医疗支付中的公平与正义是卫生政策与规划的重要组成部分。在大多数低收入和中等收入国家(LMICs),自付费用(OOPE)进一步加剧了医疗保健方面的不平等。本文通过应用安德森医疗保健利用行为模型,研究了印度各邦在医疗支出方面的健康公平模式和地区差异。

方法

本研究使用了印度政府统计与计划执行部(MoSPI)于2009 - 10年进行的全国抽样调查组织(NSSO)第66轮五年期消费者支出调查的数据。为了衡量医疗支出方面的公平性和地区差异,根据每月自付费用将各邦分为三类,即A类(自付费用≥100印度卢比);B类(自付费用在50至99印度卢比之间)和C类(自付费用<50印度卢比)。
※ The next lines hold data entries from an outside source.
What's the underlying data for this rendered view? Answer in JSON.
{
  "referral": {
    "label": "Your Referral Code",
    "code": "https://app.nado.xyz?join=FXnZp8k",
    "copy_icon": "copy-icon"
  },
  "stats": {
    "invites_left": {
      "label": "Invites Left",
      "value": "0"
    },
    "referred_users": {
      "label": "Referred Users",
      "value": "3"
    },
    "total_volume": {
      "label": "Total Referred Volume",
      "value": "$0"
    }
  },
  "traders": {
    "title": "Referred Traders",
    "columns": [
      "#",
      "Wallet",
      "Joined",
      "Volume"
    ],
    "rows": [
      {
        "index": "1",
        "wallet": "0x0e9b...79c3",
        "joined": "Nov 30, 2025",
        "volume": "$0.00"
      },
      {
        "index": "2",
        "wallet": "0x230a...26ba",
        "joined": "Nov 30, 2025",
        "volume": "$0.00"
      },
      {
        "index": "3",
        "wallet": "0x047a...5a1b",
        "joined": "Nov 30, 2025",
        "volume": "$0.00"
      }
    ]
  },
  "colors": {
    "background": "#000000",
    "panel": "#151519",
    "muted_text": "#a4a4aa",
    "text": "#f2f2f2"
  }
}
采用多元广义线性回归模型(GLRM)来探讨各种社会经济协变量对自付费用水平的影响。

结果

最贫困和最富裕家庭平均医疗支出比例的差距在A类邦最大(最富裕/最贫困 = 14.60),其次是B类邦(最富裕/最贫困11.70)和C类邦(最富裕/最贫困11.40)。结果还表明印度各邦中较低水平医疗支出存在地理集中现象(如奥里萨邦、恰蒂斯加尔邦和所有东北部邦)。多变量分析结果表明,居住在城市地区、经济状况较高、属于非穆斯林社区、非在册部落(STs)以及非贫困家庭的人在医疗保健方面的支出比其对应人群更多。

结论

尽管政府为减轻医疗支出负担做出了各种努力,但医疗支出方面广泛存在的不平等现象仍然普遍。在医疗保健支出方面,有高医疗需求的家庭(在册种姓/在册部落以及贫困人口)处于更为不利的地位。还观察到,落后或孤立的邦在医疗保健方面的支出相对较低。毫无疑问,应加强整体社会保障措施,但与此同时,考虑到地区差异,应更加优先关注处境不利的邦,以减轻自付费用负担。建议增加政府支出,特别是对处境不利的邦和人群,以尽量减少自付费用负担。